Netanyahu: Terrorists’ families won’t be able to work in Israel

“There is no limitation on the activities of the IDF and the security services,” in Gush Etzion, PM says.

Prime Minister Benjamin Netanyahu and Defense Minister Moshe Ya'alon during a visit to the Gush Etzion Junction. (photo credit: GPO)
Prime Minister Benjamin Netanyahu and Defense Minister Moshe Ya'alon during a visit to the Gush Etzion Junction.
(photo credit: GPO)
Israel will revoke the work permits for families of terrorists, Prime Minister Benjamin Netanyahu said Monday during a visit to the Gush Etzion Junction, where four people have been killed by Palestinian terrorists in the last five days.
Netanyahu said that terrorists’ families “know that it has in its midst someone who is extreme or someone liable to attack, and a family like that does not have the right to work in Israel.”
Netanyahu enumerated a number of other steps that the government was taking to deal with the wave of terror from individual attackers that has extended now for some two and a half months.
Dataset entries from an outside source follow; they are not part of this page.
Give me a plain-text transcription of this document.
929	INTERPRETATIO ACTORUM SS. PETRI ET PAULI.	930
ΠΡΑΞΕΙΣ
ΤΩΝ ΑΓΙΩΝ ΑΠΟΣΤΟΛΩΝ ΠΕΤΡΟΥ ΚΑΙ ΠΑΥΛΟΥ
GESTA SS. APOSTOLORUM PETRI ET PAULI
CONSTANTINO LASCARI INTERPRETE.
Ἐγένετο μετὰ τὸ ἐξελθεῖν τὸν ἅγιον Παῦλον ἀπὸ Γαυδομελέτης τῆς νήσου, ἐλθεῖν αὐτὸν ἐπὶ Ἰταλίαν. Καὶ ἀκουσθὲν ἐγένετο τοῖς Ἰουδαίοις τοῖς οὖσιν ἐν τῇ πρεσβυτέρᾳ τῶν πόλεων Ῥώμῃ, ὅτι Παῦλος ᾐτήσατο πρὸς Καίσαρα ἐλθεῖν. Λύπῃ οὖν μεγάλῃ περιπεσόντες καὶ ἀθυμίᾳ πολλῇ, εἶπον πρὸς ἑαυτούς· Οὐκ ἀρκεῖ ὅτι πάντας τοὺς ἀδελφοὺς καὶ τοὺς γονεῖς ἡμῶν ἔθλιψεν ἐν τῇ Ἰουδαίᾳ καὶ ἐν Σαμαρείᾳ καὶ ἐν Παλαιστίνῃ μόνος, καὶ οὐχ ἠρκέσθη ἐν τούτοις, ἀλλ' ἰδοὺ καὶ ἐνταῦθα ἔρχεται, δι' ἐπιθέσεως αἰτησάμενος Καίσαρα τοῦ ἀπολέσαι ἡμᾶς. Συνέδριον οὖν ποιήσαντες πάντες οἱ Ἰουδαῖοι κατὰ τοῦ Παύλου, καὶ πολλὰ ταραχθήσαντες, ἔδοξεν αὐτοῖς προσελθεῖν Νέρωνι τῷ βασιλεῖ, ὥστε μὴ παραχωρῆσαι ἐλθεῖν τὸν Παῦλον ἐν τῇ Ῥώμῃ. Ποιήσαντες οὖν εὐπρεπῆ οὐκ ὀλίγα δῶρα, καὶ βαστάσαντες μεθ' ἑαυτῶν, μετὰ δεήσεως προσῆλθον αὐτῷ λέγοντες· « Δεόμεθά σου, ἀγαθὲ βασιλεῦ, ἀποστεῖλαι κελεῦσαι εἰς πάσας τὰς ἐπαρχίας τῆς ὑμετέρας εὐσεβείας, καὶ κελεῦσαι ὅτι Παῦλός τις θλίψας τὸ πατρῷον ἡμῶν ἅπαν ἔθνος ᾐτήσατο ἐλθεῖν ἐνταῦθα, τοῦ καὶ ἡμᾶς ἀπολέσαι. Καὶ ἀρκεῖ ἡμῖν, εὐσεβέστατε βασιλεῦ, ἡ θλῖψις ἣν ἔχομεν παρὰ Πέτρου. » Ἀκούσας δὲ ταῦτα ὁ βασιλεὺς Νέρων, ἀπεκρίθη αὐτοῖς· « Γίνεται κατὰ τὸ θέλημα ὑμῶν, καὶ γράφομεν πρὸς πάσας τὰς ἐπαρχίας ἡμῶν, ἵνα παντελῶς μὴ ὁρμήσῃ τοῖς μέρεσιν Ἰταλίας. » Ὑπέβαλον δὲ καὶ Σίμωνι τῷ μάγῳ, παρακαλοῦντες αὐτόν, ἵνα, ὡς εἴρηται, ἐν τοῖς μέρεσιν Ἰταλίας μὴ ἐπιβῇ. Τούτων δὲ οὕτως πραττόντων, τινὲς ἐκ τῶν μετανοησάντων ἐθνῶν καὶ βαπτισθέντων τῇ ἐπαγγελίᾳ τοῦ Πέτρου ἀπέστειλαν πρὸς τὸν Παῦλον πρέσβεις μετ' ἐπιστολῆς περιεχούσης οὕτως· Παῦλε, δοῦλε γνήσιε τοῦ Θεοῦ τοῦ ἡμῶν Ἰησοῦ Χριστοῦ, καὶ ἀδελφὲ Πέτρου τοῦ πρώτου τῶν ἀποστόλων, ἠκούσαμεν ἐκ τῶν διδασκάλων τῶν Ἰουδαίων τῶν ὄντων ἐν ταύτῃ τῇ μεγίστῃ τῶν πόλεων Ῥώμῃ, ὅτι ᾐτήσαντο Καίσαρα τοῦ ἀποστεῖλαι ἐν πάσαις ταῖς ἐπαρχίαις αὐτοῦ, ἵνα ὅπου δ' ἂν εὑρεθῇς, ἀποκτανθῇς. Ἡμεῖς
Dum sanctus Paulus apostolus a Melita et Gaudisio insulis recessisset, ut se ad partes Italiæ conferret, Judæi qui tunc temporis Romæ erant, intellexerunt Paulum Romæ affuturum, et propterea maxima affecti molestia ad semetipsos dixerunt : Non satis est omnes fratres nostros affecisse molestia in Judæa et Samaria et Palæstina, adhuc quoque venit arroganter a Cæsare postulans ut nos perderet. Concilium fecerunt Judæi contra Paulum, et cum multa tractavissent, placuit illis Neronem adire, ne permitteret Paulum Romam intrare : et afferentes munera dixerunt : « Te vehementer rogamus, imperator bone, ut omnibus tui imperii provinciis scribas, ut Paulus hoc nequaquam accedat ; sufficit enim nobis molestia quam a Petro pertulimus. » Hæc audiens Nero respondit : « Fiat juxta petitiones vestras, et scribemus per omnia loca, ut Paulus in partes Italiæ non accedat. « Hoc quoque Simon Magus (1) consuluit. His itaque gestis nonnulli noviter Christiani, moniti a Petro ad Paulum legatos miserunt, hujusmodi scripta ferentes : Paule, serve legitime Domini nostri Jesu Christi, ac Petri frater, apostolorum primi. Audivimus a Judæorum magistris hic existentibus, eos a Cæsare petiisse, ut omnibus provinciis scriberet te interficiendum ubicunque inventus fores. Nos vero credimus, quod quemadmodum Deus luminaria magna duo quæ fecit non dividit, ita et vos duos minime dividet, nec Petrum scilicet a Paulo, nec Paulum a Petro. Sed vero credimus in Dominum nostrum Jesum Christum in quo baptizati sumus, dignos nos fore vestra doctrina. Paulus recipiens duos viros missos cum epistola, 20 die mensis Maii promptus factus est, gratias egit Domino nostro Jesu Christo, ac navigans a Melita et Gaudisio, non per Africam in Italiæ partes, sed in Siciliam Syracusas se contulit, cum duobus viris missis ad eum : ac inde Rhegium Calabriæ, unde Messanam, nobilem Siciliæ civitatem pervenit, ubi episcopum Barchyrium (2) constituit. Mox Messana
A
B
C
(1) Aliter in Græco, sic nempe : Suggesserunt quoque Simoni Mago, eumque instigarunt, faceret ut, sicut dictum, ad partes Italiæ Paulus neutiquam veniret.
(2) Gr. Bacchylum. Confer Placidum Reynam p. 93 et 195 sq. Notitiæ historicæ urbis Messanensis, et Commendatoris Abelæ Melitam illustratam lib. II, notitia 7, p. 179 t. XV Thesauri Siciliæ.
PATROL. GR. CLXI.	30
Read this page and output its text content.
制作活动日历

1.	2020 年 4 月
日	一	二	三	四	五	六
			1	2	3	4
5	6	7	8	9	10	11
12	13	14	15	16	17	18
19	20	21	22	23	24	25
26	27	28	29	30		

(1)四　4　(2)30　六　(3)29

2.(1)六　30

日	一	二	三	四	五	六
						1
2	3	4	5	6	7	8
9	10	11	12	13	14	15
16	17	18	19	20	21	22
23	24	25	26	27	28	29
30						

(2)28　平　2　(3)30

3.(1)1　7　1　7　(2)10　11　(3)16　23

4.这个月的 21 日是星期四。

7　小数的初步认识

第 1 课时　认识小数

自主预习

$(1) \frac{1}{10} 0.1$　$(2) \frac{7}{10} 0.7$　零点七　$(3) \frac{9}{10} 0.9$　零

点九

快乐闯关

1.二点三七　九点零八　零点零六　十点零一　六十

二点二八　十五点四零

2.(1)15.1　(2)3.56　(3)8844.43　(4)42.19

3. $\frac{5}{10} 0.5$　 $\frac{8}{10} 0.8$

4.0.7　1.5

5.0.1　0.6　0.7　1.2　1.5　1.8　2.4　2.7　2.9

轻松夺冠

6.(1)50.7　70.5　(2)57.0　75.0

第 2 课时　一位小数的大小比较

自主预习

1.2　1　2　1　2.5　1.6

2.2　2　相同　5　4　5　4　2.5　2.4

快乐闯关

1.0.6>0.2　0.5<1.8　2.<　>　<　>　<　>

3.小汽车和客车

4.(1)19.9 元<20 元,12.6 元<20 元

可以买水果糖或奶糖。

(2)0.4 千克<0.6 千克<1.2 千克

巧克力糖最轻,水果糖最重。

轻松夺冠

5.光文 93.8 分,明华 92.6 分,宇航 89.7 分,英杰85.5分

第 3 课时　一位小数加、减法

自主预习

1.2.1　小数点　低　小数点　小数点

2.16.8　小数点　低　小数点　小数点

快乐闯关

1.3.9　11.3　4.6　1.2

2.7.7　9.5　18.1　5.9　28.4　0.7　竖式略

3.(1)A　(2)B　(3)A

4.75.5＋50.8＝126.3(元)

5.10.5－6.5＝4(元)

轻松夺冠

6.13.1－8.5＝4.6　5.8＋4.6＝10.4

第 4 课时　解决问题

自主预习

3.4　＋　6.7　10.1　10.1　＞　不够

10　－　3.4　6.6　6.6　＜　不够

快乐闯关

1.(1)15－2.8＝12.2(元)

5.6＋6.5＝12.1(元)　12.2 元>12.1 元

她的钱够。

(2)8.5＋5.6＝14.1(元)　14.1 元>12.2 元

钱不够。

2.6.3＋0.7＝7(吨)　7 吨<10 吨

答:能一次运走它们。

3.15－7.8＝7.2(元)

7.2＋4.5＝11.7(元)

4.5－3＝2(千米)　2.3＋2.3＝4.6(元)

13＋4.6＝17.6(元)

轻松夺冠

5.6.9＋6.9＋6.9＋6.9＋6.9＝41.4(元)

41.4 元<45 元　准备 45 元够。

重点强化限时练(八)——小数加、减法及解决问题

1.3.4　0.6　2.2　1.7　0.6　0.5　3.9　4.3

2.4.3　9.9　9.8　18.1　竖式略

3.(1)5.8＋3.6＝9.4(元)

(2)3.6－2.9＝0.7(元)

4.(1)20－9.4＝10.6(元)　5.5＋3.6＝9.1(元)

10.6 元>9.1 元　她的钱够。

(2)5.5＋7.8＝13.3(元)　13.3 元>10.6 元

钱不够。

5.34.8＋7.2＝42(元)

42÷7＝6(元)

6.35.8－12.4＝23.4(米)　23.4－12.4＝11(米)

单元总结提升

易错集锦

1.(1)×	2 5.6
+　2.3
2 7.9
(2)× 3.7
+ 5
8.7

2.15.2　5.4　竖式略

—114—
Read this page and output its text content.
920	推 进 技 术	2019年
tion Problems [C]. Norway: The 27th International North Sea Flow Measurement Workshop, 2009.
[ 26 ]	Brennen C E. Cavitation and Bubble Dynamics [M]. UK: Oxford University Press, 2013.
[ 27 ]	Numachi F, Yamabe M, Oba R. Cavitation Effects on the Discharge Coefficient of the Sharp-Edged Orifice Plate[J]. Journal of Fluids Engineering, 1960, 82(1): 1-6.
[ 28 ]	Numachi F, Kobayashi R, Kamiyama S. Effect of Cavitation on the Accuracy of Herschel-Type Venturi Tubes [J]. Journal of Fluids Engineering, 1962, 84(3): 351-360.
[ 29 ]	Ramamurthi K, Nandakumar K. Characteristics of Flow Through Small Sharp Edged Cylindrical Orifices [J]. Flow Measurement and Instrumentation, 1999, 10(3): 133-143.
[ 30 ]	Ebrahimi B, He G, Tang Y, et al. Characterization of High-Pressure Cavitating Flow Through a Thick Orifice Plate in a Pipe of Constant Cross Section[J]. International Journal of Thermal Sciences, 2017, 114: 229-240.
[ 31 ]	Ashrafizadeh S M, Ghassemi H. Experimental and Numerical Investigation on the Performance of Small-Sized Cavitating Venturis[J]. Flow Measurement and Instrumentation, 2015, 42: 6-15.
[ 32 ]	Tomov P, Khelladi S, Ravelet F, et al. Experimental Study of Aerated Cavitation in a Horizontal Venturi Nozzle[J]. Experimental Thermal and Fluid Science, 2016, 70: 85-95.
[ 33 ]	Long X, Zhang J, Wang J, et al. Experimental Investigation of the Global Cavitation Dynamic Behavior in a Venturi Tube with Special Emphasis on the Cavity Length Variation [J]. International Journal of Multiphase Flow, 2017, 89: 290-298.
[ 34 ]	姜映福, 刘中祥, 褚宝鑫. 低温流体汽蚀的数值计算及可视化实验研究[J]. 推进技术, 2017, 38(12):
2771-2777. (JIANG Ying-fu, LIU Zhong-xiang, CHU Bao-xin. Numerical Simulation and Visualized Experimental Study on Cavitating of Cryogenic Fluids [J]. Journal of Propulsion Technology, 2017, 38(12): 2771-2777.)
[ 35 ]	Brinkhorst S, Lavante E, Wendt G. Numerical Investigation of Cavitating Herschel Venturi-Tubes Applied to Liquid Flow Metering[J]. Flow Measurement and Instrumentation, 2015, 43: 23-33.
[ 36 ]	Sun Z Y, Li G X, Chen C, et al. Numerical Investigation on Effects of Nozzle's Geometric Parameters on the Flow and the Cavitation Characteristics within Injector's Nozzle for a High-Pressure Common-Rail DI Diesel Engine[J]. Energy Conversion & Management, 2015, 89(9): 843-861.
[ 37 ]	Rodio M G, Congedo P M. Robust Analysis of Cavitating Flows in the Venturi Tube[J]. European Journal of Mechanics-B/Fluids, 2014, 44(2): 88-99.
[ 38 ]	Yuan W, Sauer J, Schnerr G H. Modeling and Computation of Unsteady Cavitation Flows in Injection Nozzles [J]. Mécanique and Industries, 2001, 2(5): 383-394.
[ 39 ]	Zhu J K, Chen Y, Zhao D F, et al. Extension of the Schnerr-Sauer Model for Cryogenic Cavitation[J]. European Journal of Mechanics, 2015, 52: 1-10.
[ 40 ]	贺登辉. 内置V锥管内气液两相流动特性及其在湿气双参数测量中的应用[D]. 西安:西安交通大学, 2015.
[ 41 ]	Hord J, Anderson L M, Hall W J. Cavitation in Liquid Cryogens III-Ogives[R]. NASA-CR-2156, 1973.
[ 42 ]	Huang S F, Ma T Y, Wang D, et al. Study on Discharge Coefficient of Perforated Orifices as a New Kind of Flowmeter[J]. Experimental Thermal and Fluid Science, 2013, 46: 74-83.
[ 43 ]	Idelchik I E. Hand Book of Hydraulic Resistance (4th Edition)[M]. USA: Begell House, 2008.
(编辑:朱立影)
Netanyahu said that every Palestinian car going on the main roads will be checked, and that bypass roads – such as one around the Gush Etzion junction – will be constructed in accordance with security services’ recommendations.
In addition, he said, the government was preparing to deal with incitement on the social media through “various means.” He did not elaborate.
He arrived by helicopter as Gush Etzion residents were taking to the streets to protest the lack of security in their region of the West Bank, located between Jerusalem and Hebron, from where many of the attacks have originated.
MK Shuli Muallem-Refaeli (Bayit Yehudi) moved her bureau temporarily to the junction on Monday and called for a military offensive against terror cells in Hebron and throughout the West Bank.
While in Gush Etzion Netanyahu said that the security forces in the region have been increased significantly, that they were going into Palestinian towns and villages and conducting numerous arrests.
“There is no restriction on the activities of the IDF and the security forces,” he said. “On the contrary, there is full [government] support, and that is important.”
Netanyahu contrasted the situation today to what it was in 2002 during Operation Defensive Shield at the height of the second intifada.
At that time, he said, there were terrorist command centers, strongholds and thousands of armed men in the territories.
Operation Defensive Shield, he said, was carried out to provide Israel with the freedom of action in Judea and Samaria that it enjoys today, “and we are using it every day and night to operate against [terrorist[ concentrations, or to foil plans, or against attackers or weapons.”
The result is that the today there are not the hundreds of deaths a year that there were during the second intifada when there were armed attackers and suicide bombers. “We don’t have that now, and we are doing everything to ensure that this does not recur,” he said.
The most important tool in fighting the terrorism, he said, revisiting a theme he has touched on numerous times over the last two months, is the “perseverance, courage and determination to fight terrorism just as we have fought its various expressions over the past 100 years.”
Netanyahu was accompanied on the visit, which also took him to the IDF Etzion Brigade Headquarters, by Defense Minister Moshe Ya’alon, Deputy Chief of Staff Maj.-Gen. Yair Golan, and other top security officials. He met with Gush Etzion regional Council head Davidi Pearl, Efrat local council hear Oded Ravivi, and Kiryat Arba local council head Malachi Levinger.
“It was extremely important that he came and sat with us,” Ravivi said. He was impressed by Netanyahu’s to put an end to the terror attacks, saying that Netanyahu “was definitely open to suggestions.”
“I do not think that anyone has a quick answer to what needs to be done,” Ravivi also said.
After Netanyahu’s visit a grassroots group, “Mothers United Against Terror,” held a small demonstration at the junction, in which they too called for increased security.
Separately opposition leader Issac Herzog also visited the Gush Etzion area. He stopped at the junction and placed a wreath at a makeshift memorial set up at the bus stop where Hadar Buchris, 21, was stabbed to death on Sunday.
He also visited the home of Yaakov Don, 49, a well-known educator and father of four who was one of three people killed when a Palestinian terrorist shot at cars stuck in traffic at the junction last Thursday.
Tovah Lazaroff contributed to this report.